Is it weirder that he doesn’t know it or that I know all the words and have the regular version AND the Clay Aiken version in my iTunes?
Don’t answer that.
If you’ve never taken a Les Mills class before, don’t be put off by the crazy music. It’s super inspiring and I’m kind of obsessed.
I’ve been teaching three classes a week now which, trust me, is doing wonders for the large ganglions in my wrists. I picked up a new class and wanted to impress them by making it really hard but then I accidentally made it so that we did 64 push-ups. And then had to teach that same mix 5 more times.
I’m still teaching at Loyola and aside from that fact that it makes me want to vomit when a girl struts in wearing a shirt that says “Class of 2017,” our numbers have been very low. I think they’re all intimidated by the equipment and would rather watch Real Housewives on the elliptical or whatever people who were born in 1995 watch on television.
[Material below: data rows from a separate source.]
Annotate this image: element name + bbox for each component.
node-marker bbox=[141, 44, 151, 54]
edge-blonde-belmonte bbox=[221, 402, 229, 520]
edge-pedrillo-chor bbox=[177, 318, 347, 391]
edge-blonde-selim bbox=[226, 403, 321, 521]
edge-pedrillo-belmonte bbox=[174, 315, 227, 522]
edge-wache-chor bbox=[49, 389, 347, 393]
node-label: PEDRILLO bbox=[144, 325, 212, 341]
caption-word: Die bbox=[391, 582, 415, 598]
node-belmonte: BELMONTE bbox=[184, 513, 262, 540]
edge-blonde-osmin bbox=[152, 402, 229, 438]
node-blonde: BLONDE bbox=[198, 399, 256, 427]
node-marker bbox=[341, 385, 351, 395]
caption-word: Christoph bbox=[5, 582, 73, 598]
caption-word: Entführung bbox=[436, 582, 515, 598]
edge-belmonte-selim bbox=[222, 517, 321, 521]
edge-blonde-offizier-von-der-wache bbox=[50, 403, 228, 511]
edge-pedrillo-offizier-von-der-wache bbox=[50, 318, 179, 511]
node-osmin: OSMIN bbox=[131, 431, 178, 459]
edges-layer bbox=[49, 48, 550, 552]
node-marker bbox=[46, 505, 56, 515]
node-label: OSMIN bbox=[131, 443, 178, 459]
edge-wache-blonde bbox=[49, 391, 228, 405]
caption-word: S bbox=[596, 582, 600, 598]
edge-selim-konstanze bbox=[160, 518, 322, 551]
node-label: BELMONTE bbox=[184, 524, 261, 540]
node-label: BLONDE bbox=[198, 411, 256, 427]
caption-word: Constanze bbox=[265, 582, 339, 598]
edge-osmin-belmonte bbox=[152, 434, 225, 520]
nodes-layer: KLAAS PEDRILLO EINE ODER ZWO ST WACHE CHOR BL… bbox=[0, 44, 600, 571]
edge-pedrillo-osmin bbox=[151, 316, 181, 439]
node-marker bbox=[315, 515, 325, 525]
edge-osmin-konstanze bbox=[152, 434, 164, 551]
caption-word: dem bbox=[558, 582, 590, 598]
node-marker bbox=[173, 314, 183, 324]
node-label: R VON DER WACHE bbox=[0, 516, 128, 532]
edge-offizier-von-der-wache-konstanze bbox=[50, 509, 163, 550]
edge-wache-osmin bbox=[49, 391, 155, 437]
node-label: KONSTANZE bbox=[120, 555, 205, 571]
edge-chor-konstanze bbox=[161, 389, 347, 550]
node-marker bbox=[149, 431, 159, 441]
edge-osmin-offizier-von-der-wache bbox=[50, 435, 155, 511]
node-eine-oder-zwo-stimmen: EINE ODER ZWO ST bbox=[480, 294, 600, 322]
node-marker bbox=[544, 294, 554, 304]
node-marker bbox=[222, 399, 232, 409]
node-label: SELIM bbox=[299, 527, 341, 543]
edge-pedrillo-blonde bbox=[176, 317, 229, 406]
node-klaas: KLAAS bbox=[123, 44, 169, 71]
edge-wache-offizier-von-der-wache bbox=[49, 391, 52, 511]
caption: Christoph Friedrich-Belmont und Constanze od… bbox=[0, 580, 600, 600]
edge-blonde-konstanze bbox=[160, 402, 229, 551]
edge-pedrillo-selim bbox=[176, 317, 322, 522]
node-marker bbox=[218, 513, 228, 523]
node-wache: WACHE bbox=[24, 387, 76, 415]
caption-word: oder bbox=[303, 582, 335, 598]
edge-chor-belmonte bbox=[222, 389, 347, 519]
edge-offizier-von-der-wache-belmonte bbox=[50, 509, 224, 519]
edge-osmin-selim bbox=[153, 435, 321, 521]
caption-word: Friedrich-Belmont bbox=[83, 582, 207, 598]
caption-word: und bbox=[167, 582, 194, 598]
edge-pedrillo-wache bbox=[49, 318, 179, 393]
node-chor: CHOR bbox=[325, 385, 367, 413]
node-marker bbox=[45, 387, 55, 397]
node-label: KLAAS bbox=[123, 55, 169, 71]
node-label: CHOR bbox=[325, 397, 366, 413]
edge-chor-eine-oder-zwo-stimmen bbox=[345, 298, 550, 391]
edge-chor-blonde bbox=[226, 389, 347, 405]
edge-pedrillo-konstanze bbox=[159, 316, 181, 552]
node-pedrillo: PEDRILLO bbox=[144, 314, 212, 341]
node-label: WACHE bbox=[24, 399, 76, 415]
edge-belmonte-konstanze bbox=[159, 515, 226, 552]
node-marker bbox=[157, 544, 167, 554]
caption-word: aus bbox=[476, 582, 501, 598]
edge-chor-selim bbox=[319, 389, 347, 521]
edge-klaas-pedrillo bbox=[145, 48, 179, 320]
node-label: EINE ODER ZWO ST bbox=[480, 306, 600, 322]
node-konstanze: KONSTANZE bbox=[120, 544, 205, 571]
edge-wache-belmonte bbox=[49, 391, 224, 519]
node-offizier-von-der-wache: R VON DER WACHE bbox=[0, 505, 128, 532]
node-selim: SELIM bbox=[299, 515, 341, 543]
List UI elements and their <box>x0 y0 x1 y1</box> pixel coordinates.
Last week I had one boy in my class who just packed up his stuff and left halfway through. Lame.
Where was I going with this? Oh. Last night when I was teaching there to a whopping 4 people (I know you’re thinking that I must suck as an instructor, but my Wednesday class at my other gym had 52 people thankyouverymuch), all I could think about was this dinner waiting for me when I finished.
It’s that good. Bring on the push-ups.
Butternut Squash and Couscous Stew
adapted from Anne Burrell
1 medium yellow onion, chopped
2 cloves garlic, minced
2 cups butternut squash, chopped into small pieces
28 oz can crushed tomatoes
2 cups chicken stock
1 cup whole wheat couscous (uncooked)
4 eggs (optional)
olive oil, salt, pepper, CRP
Start with the squash- it can be time consuming to chop. I took off the bottom rounded portion altogether- this is where the seeds are and by the time you scoop them out there isn’t much meat (?) left, so just skip it. Avoid the heartache. Take the longer part and chop off the ends and peel it, then chop into small pieces. Depending on the size of your squash, you won’t use all of it for this recipe. Save the extra and make butternut squash penne or risotto.
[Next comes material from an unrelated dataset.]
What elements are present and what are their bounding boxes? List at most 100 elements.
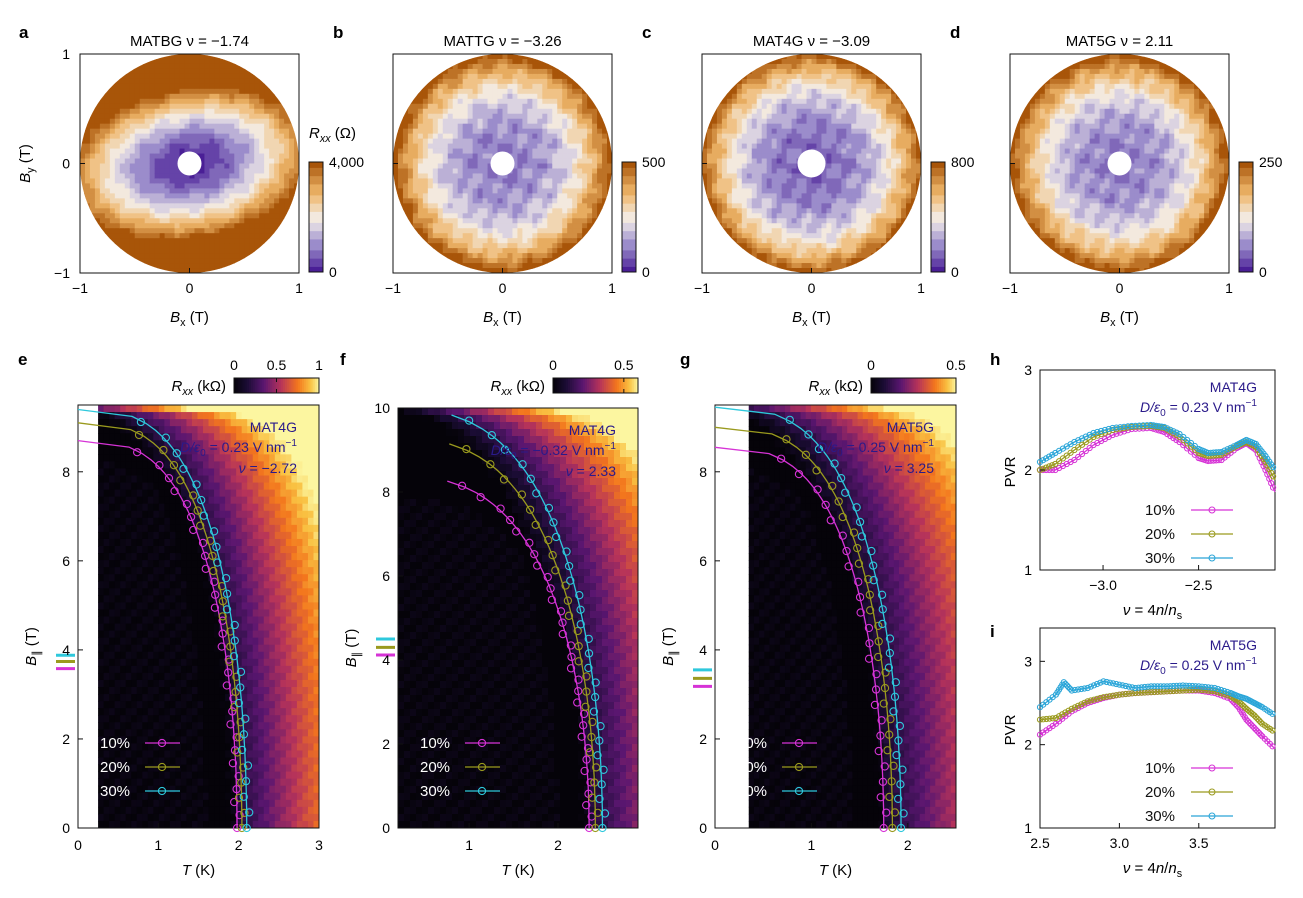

Heat 2-3 tablespoons of olive oil in a sauce pan. Add the onions with a handful of salt and some crushed red pepper (aka CRP, I’m being cool today), and allow them to sweat out for 5-6 minutes over medium-low heat. Add the squash- we want to start to cook it but also get a little of that caramel-y roasted flavor from searing in the olive oil. Add the garlic and allow it to cook for another 2-3 minutes, then pour in the tomatoes and the chicken stock. Stir together. If you want a thinner consistency of your stew, you can always add more chicken stock later on.
Toast your couscous in a little bit of olive oil for a few minutes until it smells nutty and delicious (you can skip this step if you REALLY want to but I think it’s cool). Cook in boiling salted water for 3-4 minutes until just before al dente. This cooking time may be different depending on the size of your couscous. Add the couscous to the stew.
This was a make-ahead meal for me, so I turned the heat off at this point because I knew the couscous would have time to soak up the flavors. If you’re serving it right away, just let it cook for a few more minutes.
Now, the EGGS. This was a stroke of brilliance (I think) and really a game time decision. I was about to serve it and I thought, what if I threw a fried egg on top?! With some scallions to garnish?! That would be wild.
And it was.
Eggs make everything better. A little sunny-side-up action? Yes please. You can leave it off if you want (I guess) and it will probably taste the same (it won’t).
I’ll tell you about the bread we had with this very soon.